Sure, he made friends in elementary school, but they were perhaps a handful at most. And he spent time with them as much for the toys they offered as for camaraderie.

But these high school years have brought Jason true joy. Check out his smile in this picture with his friend, Harrison, for example. That is no pasted on smile. That is true happiness.

Jason and Harrison

And, in the end, that’s all that counts in my book.

I can’t be sure about what lies ahead for my son, but I know he’s already gained two things that last forever–knowledge and friendships.

Originally posted 2012-06-03 09:41:13.

Another Road Trip

Present word count of WIP:  56,674

Unlike most mothers, I never really had to do a lot of chauffeuring when my kids were younger (except for the three years they were involved with Riverside Children’s Theatre). After one year of girls softball, Allison gave it up, and Jason was NEVER interested in sports.

Then my daughter entered high school and gave one more sport a try: Cross Country. She did quite well (even competing at State), and more importantly, found a life long pursuit. In the process, I put a lot of mileage on the van and then the SUV.

In California, I drove to schools in the Inland Empire, the famous Mt. SAC competition, and even up to the well-known Clovis Invitational, all to watch her run and cheer their team on. Once we moved up here to Washington after her sophomore year, the driving continued to points east and west of the Cascades and even into Oregon. Fortunately, the state championship was held in our own backyard–Pasco.

I thought most of my driving days were pretty much over when Allison went off to college. And sure enough, I only averaged 1-2 trips down to Utah during most of her years at BYU (and one of those annual trips each year was for my benefit–a writing conference).

Allison's Graduation Picture

Then this past April hit. With our daughter preparing to graduate and go off to serve a mission, we decided we should attend General Conference as a family. One trip. A niece in South Jordan got married. Another trip. Allison graduated and went through the SLC temple in preparation for her mission. A third trip. The LDStorymaker’s Writer’s Conference. A fourth trip.

Tomorrow morning I’m heading down again, this time to help her pack up and bring everything home so she can attend her brother’s graduation. But do you think she’s staying put once she’s home? Nope. You see, there’s this half marathon she wants to run back in . . . you guessed it. Provo.

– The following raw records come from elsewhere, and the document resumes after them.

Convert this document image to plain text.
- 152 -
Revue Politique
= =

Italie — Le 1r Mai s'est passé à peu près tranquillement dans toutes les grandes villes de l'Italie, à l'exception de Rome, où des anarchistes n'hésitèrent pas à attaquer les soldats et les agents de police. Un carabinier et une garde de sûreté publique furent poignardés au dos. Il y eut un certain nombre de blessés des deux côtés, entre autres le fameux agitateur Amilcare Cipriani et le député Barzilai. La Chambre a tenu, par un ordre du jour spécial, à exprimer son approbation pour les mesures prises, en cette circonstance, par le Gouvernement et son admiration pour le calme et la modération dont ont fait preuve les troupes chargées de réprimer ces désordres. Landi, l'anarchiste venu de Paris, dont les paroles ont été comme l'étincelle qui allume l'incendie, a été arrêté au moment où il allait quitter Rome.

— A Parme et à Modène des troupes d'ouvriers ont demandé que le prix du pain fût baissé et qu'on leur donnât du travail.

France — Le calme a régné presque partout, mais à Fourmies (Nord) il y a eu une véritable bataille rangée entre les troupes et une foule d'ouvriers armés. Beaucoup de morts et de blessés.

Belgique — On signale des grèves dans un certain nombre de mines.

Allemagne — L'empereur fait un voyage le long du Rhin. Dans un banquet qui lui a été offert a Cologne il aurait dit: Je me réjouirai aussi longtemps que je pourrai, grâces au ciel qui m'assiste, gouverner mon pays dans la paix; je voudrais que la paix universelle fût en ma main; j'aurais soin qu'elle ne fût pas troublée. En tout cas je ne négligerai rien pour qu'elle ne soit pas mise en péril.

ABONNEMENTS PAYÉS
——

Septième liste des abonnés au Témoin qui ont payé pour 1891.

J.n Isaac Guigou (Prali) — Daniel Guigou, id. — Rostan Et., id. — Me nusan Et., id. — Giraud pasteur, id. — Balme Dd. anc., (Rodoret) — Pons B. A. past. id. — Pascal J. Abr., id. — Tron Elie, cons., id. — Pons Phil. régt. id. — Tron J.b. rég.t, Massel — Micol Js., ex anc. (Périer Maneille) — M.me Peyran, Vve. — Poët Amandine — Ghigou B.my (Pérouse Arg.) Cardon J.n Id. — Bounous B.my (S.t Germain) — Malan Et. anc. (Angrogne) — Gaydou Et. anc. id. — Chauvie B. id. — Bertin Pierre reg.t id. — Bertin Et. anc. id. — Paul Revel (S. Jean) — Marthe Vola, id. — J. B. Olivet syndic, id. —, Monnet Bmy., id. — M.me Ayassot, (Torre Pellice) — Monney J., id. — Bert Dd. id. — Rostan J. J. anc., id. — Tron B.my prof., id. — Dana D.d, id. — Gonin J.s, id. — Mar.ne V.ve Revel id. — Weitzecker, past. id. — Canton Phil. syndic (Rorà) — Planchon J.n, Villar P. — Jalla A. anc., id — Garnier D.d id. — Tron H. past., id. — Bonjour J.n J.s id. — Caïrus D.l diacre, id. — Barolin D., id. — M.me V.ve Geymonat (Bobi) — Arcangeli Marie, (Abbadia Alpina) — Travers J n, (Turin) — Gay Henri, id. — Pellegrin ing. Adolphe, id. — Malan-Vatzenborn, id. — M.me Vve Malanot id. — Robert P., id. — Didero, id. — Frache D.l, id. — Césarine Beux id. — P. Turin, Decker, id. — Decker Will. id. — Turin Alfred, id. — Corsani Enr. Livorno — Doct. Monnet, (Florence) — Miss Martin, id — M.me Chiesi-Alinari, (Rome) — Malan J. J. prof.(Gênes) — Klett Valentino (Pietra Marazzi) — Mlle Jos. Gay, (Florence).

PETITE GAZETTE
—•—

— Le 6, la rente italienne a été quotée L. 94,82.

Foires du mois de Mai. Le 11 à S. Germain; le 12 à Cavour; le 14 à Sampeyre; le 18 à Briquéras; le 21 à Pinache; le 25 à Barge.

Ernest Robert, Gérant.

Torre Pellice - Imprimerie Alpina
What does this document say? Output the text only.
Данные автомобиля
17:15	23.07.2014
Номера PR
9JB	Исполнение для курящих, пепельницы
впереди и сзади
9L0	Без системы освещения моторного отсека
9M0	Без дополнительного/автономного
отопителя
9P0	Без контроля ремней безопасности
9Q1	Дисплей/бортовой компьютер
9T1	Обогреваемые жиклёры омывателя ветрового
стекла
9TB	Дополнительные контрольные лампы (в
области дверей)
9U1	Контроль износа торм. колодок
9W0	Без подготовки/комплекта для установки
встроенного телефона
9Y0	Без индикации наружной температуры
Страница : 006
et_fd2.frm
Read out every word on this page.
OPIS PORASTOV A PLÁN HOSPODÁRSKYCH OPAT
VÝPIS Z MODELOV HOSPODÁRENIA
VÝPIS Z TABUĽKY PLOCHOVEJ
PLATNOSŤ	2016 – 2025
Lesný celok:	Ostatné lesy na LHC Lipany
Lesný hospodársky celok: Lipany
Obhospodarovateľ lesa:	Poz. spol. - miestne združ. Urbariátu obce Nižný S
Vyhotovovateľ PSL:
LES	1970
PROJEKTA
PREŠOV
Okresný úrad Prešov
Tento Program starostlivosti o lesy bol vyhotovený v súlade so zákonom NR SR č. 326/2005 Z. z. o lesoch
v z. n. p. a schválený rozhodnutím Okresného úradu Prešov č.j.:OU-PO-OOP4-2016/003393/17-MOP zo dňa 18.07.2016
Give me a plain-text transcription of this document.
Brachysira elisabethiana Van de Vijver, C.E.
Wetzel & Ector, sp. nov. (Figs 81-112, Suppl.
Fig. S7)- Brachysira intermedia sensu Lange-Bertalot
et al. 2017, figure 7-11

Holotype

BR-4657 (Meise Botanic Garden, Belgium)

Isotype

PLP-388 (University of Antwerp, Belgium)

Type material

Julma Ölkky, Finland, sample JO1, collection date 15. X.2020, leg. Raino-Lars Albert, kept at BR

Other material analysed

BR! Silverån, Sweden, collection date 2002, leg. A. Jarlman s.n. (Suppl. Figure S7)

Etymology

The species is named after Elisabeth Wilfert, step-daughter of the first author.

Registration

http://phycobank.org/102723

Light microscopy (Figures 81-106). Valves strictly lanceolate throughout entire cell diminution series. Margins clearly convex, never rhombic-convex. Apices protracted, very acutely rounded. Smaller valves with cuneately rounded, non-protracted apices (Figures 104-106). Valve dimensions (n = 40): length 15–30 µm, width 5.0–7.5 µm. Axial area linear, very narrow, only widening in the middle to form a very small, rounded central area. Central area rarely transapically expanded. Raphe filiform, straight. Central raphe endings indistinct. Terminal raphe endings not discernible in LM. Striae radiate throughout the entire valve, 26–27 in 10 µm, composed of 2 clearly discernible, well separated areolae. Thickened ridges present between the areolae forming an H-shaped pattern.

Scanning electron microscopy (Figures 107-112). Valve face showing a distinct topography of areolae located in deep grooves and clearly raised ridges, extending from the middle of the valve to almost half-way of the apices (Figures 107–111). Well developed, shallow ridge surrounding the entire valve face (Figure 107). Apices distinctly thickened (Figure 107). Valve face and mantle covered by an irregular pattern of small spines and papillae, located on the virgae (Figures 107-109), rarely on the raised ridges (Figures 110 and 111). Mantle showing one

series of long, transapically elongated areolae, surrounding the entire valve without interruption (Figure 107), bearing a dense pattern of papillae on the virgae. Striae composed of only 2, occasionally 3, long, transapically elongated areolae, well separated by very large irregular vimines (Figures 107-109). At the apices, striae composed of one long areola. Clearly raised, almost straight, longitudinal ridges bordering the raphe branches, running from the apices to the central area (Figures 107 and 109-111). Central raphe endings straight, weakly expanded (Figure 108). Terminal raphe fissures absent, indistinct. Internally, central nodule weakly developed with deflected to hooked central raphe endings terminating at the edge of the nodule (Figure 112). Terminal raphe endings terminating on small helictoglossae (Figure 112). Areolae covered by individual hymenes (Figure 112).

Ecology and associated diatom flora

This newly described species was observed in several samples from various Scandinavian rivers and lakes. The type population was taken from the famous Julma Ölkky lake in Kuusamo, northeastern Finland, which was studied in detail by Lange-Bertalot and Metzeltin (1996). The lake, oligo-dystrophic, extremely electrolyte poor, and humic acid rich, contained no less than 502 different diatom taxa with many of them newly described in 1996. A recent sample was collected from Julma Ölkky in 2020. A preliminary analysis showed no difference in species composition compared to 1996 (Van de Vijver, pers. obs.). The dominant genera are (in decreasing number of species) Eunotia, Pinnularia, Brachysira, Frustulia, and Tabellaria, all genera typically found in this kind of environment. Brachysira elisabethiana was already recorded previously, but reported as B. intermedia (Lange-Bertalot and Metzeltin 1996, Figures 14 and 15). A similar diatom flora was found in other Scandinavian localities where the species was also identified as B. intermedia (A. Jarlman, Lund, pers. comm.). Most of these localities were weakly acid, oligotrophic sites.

I think that’s one race I can miss, particularly because we’ll be taking yet another trip down that way in mid-July to drop her off at the MTC.

Have all these trips been worth it? Of course! Spending time with her, seeing her graduate after working so hard, seeing her so beautiful in white in the temple. Socializing with, and learning from, all my writing friends. Every single trip was worth it. And this one will be no different.

Besides, it’s helped me train for long-distance travel. Something I hope will come in handy when The Boy in the Pool comes out at the end of summer and I have to drive around for signings in bookstores and Costcos here in the Northwest and in Utah (and wherever else my publisher recommends).

But this time around I’ll be chauffeuring myself.

Originally posted 2012-05-28 17:31:54.